The occasion of John Donne’s “A Valediction: Forbidding Mourning ” seems to be parting. Walton asserts that the poem was penned in 1611 when Donne was planning for a tour of France with the Drury family. Parting here is pictured as a miniature enactment of death. The poet refers to an untheatrical form of death where the dying mildly give away to death. Some times death may be anticipated; nevertheless at times it comes as an intruder in spite of one saying:”No.”

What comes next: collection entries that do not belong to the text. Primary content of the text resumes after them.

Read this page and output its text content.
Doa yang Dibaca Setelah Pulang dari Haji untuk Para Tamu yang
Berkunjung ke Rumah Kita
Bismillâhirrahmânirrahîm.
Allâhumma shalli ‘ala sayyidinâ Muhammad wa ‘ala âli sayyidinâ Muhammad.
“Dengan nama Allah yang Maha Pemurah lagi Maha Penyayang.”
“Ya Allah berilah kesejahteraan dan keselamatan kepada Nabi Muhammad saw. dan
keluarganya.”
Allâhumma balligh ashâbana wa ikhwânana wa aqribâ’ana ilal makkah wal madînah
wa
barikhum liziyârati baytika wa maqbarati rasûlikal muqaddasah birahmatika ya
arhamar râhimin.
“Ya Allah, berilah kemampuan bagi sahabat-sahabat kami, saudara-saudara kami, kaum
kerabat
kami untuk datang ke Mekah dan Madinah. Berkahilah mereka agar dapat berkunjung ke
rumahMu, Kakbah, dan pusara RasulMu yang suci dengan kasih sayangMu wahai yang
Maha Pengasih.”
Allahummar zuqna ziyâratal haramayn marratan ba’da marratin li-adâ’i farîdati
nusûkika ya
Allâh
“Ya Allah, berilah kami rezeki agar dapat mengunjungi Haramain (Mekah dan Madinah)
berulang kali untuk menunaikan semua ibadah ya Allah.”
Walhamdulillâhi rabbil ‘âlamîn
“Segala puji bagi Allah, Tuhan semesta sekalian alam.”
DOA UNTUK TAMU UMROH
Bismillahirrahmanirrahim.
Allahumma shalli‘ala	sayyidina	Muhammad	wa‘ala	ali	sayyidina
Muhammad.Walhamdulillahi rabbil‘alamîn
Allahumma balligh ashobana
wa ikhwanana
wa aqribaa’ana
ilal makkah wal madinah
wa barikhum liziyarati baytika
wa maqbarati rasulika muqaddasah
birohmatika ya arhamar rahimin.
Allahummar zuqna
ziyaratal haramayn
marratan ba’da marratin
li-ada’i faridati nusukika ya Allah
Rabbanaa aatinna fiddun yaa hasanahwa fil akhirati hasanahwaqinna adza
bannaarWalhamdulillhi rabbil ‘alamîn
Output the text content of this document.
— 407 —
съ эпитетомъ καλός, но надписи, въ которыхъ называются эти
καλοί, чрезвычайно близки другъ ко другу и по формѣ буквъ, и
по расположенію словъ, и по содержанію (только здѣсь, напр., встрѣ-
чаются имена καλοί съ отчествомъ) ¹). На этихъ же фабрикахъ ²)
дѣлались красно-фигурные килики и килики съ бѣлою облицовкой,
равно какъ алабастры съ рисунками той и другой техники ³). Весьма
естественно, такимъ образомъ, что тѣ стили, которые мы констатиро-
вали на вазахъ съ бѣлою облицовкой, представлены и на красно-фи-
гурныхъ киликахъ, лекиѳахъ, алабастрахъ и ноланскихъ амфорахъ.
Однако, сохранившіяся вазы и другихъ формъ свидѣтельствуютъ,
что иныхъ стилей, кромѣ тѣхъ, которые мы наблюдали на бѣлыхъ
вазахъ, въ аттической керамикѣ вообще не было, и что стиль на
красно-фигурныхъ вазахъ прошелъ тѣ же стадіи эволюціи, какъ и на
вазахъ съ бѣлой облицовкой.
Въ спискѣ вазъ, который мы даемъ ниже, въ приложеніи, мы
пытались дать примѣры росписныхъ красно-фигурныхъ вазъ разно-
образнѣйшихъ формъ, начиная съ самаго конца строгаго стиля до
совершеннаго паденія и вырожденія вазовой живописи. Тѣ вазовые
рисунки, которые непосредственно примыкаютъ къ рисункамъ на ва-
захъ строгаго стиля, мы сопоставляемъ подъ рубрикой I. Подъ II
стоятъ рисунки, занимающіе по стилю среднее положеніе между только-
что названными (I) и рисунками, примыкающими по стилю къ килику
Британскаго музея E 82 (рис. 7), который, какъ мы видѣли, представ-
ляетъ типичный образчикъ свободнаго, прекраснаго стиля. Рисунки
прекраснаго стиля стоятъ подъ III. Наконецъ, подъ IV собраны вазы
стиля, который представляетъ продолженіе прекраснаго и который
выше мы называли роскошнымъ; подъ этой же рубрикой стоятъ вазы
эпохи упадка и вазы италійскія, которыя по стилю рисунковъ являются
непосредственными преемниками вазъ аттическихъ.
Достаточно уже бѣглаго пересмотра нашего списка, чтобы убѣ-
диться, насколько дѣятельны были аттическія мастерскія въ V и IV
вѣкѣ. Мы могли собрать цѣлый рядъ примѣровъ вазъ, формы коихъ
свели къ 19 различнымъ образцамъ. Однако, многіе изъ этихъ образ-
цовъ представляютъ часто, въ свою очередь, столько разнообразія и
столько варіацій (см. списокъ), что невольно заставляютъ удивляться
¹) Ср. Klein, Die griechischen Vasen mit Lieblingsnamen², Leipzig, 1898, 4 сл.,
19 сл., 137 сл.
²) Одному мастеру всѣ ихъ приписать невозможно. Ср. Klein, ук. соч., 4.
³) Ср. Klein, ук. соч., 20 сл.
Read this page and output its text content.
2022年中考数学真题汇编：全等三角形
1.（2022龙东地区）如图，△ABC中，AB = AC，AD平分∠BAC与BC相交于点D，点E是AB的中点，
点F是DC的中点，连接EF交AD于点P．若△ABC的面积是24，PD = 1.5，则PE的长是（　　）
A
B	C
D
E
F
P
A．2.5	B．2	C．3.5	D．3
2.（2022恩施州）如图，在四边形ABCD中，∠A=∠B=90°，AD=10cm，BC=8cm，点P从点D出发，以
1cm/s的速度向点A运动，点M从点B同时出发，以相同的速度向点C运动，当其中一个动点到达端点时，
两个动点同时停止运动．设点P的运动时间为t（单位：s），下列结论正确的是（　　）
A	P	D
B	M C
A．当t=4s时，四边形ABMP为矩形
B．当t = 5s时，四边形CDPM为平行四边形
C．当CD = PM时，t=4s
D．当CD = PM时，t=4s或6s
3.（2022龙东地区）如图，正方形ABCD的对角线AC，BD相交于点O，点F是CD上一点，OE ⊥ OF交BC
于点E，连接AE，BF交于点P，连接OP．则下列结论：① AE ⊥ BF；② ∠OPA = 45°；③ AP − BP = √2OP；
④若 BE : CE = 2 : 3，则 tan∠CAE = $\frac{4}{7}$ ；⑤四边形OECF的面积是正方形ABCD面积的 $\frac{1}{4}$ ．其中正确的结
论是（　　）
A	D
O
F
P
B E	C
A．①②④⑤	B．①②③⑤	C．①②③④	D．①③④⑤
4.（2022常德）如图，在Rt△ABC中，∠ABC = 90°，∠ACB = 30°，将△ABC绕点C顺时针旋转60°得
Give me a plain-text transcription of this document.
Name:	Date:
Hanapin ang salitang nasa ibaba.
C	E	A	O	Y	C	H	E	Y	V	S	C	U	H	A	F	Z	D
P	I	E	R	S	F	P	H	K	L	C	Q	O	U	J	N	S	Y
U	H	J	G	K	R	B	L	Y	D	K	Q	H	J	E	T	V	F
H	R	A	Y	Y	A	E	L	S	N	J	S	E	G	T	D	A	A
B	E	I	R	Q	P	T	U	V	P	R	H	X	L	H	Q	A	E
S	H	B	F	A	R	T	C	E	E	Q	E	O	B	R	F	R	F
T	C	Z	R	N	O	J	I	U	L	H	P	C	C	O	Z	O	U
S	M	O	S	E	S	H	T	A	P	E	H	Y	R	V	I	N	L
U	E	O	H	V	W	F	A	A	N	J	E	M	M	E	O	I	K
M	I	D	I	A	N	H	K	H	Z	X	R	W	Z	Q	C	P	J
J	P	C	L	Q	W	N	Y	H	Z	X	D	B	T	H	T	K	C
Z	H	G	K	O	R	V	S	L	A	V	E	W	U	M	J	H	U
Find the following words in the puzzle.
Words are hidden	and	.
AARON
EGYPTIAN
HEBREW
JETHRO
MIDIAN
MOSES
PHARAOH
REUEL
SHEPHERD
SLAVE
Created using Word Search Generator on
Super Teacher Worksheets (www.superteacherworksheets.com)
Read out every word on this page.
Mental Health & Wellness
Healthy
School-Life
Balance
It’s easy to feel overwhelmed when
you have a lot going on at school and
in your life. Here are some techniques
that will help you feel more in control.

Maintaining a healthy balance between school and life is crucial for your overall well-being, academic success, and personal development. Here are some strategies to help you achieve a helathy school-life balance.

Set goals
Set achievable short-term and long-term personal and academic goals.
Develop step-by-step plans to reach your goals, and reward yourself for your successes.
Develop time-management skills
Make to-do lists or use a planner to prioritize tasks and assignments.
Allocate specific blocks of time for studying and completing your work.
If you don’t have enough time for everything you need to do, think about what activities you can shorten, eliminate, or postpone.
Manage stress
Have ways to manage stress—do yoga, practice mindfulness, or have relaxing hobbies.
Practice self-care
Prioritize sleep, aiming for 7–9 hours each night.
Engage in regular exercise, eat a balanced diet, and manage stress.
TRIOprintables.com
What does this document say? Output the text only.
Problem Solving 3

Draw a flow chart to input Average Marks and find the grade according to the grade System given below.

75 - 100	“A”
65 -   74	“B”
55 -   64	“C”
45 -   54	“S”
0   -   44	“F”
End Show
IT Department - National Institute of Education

So let us melt, and make no noise,
No tear-floods, nor sigh-tempests move;
‘Twere profanation of our joys
To tell the laity our love.
Petrarchan conceits were deliberately employed by the poet to parody their Elizabethan use. Moreover, the term ‘melt’ may also signify a change in physical state. Just as the dead body decays, the bond between both the lovers shall dissolve. He introduces the three elements-air, water and earth to show that these elements constitute the circle of life and death on earth. The air is referred to in ‘sigh-tempests’, water in ‘tear-floods’ and earth with reference to earthquakes. The poet bringing on all these natural calamities seems to imply their parting is of less consequence as compared to these. Moreover, as compared to such dreaded catastrophes, my parting shall not cause any harm to our love. The speaker states that earthquakes may be dreadful, but not the oscillation of the heavenly spheres. This is, because the consequences of the earthquakes can be apprehended, but the effect of the oscillation of the heavenly spheres cannot be perceived. What the poet means to say is that -only things that can be apprehended should be worried about. He advises his lady-love not to fret too much about their separation.
Ethereal lovers completely testify to spiritual love. Therefore their physical proximity/absence is of no consequence. The Soul is placed above its elemental form, the physical form.
But we by a love so much refined,
That ourselves know not what it is,
Inter-assurèd of the mind,
Care less, eyes, lips and hands to miss.
The poet asserts that their love is so pure that it can be apprehended through the senses, and this does not necessarily require the sensory perceptions. Subsequently, the poet goes on to elaborate in the next stanza that their souls are one, and therefore do not see their breach as a gap, but rather recognize it as an expansion. Donne utilizes the image of gold beaten into airy thinness; likewise earthly love is transformed into divine love.
The poet likens the twin legs of a compass to the lovers’ sense of union during absence. This is an apt example of metaphysical wit, which yokes dissimilar things together. The two hands of the compass though separated for a small fraction of time are destined to always meet. Besides, the compass guides others in a direction, suggesting that they were a paradigm for others to follow. Again, a compass drew a circle that, according to Ptolemy, was the shape of perfection. By utilizing this shape, Donne proves that their love is perfect, physically and spiritually. Besides, the two hands are incomplete without each other. With reference to the compass, it is their separation that actually defines them. It is the firmness of one foot that actually renders the other perfect. It makes him end at where he begun-and therefore the circle (of their divine love) becomes complete. This divine circle may also refer to a halo that their divine status has endowed them with.